Shay Seaborne August 05, 2011 at 01:26 AM
I am certain that a major contributing factor to the rise in homeschooling is the quality of the homeschool network/community. The Internet makes it a snap to find or initiate virtually any kind of group or activity that suits our children's needs. The local Homeschool Theatre Troupe is an excellent example. Ten or so years ago, it was an informal group that consisted of a few families, and met in one family's basement. One of the early shows was in the backyard, on a stage made of pallets with shower curtains strung between trees. Now it's affiliated with the Dale City Rec Center and performances are held at the Ferlazzo building auditorium and has become a signature part of the wider community.
Shay Seaborne August 05, 2011 at 11:01 AM
The story of PWCS's adoption of a model homeschool regulation is not complete without note that the key school board member was Gainesville District representative Don Richardson. He was always open to discussing issues with us, displayed a constant fair-mindedness, and it was his initiative that ultimately brought the majority of the board to vote in support of eliminating the "approval before removal" clause from the books. Writing about this brings back vivid memories of this quite interesting time and amazing turn of events. There is a great deal of back story and under story, which won't likely ever be told. I'll just say it was a much greater victory than meets the eye.
Don Richardson August 13, 2011 at 02:57 PM
Shay, thank you kindly for your mention of my involvement. It was a good example of what can be achieved when folks just listen and try to understand each others' perspectives on an issue. I came away with a much better appreciation of the sophistication and diversity of the home-school movement. I'm also proud of the partial-enrollment option we instituted - that was a statement that PWCS knows that we are all in the same business, and we should cooperate whenever we can. Best Regards!
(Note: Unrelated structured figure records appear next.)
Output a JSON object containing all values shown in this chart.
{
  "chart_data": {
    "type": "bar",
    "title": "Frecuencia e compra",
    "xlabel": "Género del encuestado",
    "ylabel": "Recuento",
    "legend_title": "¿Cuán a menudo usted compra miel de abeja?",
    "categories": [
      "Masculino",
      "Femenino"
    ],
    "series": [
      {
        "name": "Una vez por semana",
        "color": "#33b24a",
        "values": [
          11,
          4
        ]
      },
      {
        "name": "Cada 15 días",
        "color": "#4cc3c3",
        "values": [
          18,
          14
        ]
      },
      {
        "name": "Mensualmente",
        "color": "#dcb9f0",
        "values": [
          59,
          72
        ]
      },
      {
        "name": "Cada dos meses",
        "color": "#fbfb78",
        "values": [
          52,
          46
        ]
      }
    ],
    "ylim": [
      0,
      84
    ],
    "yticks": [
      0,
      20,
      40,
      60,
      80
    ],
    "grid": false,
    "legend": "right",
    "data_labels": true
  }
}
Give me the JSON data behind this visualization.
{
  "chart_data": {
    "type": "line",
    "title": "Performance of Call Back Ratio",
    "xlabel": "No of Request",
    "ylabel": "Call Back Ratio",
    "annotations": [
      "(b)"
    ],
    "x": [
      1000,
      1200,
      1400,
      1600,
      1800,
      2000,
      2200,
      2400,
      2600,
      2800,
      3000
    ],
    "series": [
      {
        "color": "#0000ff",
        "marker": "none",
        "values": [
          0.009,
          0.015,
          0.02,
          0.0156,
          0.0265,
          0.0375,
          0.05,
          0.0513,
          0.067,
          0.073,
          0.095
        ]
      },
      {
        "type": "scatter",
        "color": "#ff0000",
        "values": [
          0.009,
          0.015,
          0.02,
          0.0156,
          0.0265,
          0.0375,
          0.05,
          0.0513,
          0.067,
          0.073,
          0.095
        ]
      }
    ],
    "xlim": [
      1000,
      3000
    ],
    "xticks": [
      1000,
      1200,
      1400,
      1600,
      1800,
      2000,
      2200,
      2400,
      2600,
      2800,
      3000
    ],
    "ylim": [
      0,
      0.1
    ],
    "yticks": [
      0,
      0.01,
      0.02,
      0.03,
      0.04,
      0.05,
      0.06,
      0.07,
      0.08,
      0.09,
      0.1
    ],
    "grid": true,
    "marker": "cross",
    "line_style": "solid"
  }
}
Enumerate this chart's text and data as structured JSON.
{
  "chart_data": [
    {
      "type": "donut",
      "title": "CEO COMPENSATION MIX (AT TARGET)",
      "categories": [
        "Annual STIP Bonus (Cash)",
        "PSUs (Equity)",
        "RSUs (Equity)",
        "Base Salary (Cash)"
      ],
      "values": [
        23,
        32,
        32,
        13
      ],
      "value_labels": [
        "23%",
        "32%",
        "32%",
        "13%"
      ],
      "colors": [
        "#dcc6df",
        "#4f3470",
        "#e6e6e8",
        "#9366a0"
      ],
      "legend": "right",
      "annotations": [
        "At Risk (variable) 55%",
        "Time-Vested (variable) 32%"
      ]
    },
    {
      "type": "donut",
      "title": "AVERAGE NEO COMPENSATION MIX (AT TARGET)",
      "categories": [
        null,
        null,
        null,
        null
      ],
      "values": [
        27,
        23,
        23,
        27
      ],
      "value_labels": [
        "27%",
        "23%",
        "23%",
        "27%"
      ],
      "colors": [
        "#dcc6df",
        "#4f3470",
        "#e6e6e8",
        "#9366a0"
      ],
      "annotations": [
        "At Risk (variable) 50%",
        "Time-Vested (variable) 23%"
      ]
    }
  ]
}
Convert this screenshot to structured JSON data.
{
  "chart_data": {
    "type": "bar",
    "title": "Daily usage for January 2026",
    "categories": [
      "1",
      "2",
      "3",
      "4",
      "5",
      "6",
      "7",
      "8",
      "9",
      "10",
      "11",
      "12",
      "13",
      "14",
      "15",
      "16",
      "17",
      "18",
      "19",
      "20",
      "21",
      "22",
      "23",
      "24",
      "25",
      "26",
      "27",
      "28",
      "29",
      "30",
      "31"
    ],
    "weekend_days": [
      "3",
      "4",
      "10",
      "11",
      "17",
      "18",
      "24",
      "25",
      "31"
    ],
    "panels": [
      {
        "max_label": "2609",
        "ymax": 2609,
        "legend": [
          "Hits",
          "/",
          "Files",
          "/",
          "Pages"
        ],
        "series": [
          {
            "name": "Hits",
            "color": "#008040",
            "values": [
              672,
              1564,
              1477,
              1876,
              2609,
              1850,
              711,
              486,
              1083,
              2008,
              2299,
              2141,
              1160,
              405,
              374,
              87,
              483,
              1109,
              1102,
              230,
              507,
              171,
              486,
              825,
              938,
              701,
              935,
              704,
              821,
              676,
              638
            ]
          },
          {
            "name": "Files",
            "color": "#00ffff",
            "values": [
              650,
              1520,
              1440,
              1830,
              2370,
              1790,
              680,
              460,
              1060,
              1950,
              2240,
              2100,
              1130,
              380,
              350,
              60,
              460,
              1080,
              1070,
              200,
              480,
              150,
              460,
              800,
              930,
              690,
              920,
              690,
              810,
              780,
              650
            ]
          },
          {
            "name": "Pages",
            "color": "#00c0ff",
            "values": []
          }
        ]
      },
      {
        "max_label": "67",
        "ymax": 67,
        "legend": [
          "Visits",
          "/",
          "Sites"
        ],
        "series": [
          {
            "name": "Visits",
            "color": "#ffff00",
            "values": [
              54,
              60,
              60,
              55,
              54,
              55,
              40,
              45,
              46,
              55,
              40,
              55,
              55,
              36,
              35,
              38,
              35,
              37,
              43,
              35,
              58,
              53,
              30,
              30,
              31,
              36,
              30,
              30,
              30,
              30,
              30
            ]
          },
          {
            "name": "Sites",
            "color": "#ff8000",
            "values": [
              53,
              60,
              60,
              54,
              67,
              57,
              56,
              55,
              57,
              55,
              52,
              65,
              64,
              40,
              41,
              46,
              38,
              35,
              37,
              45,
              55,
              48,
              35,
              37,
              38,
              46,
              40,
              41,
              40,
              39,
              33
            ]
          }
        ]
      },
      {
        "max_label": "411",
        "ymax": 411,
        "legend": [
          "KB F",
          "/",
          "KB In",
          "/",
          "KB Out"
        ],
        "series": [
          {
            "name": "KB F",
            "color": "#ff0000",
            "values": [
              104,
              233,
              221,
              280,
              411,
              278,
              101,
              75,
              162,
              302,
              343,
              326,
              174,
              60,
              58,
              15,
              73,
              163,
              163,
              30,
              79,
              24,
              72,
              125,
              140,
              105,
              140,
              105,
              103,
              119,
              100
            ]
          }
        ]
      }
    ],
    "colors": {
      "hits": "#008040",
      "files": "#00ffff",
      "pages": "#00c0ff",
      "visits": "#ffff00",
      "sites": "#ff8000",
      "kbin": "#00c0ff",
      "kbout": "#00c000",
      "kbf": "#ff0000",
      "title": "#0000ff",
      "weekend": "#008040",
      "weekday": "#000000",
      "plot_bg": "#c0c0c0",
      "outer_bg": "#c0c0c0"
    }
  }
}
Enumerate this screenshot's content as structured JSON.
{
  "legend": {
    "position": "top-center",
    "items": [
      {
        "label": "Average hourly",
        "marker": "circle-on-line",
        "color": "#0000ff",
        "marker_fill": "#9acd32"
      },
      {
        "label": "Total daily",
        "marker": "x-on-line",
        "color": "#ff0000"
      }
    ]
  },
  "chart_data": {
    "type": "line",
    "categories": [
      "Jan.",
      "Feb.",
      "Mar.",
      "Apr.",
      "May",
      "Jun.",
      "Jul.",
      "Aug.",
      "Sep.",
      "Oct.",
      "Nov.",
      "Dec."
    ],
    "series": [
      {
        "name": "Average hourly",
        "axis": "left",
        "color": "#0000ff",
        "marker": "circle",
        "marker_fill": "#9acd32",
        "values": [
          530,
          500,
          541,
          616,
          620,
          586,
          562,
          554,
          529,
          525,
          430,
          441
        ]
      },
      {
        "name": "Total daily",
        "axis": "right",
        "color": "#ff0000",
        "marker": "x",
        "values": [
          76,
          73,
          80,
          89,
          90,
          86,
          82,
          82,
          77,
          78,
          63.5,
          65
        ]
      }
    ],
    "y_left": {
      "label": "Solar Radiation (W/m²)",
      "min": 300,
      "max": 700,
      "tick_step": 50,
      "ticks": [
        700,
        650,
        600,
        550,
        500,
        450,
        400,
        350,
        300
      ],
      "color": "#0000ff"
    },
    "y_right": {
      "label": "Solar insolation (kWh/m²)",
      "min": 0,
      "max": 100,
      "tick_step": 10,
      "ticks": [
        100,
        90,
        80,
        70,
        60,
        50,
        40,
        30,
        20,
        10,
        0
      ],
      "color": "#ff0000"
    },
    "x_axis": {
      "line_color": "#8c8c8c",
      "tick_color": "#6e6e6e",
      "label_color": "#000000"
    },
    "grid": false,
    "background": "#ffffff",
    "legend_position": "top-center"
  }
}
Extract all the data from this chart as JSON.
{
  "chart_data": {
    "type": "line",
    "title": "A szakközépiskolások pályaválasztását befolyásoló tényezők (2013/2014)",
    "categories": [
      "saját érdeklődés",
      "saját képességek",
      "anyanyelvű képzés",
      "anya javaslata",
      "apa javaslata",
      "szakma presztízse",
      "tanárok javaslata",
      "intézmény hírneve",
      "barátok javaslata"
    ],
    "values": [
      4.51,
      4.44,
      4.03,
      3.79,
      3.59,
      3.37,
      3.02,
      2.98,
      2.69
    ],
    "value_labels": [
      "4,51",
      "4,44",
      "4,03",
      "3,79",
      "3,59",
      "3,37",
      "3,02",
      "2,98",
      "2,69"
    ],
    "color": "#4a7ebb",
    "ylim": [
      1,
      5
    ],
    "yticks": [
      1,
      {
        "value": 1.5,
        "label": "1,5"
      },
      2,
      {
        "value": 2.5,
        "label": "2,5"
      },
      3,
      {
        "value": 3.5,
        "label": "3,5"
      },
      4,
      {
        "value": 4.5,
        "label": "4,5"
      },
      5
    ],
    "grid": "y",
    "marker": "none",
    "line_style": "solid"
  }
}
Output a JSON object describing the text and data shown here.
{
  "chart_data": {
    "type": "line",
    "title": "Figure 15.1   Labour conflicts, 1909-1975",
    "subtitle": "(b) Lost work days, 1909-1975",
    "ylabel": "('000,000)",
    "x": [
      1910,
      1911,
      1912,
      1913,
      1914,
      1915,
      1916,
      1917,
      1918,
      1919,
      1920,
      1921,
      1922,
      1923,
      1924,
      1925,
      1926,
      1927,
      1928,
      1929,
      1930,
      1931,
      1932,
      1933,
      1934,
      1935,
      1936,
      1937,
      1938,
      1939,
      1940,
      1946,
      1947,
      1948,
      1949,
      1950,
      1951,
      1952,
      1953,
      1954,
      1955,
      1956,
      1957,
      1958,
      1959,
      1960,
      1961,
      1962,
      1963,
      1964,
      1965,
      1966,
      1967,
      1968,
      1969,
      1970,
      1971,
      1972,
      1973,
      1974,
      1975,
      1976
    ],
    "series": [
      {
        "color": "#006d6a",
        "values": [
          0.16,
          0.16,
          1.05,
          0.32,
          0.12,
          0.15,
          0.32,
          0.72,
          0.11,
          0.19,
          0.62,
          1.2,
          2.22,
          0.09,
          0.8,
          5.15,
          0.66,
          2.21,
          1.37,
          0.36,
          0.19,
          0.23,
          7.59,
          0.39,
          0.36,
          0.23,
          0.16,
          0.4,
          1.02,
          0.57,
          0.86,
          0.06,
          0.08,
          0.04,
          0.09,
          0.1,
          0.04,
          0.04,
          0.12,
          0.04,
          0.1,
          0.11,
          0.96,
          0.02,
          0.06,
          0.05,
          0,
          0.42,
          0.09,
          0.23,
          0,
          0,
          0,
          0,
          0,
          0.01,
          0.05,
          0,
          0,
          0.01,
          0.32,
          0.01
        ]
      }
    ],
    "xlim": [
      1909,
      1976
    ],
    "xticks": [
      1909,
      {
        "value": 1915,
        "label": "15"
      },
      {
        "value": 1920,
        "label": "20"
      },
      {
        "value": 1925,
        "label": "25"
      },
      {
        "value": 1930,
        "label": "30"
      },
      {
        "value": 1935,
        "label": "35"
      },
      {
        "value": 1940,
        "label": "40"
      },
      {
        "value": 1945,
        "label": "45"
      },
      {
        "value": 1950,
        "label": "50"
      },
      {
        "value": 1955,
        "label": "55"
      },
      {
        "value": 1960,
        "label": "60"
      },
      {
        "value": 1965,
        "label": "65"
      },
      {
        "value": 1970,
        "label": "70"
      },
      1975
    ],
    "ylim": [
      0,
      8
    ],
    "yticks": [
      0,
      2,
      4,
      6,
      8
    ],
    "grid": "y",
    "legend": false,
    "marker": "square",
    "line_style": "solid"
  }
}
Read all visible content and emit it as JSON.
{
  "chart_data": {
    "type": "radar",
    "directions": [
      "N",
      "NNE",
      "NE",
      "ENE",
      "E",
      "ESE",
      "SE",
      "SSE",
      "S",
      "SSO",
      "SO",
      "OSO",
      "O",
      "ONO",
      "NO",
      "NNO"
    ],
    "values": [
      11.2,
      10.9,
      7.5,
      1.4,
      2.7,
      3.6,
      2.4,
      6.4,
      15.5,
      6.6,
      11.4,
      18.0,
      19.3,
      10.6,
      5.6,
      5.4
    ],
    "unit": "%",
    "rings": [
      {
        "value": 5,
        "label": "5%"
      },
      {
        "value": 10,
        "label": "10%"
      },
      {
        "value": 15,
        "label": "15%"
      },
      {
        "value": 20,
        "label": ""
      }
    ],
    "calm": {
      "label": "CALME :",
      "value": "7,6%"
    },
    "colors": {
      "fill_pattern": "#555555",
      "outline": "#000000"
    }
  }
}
Shay Seaborne August 13, 2011 at 09:00 PM
Don, we homeschoolers came away with a better understanding of PWCS, and especially, greater appreciation for the magnitude of service that the school board members provide the community. That PWCS took the initial partial-enrollment option a step further, including non-academics, shows that the board's core intent is to do the best thing for the children of our community. I wish we could instill your approach into other elected officials. :-)
Keri Goodfriend August 15, 2011 at 11:50 PM
After hearing back from the county's school system, it appears that homeschooling in Stafford County is growing as fast as Prince William County- a 9.5 percent growth over the past two years.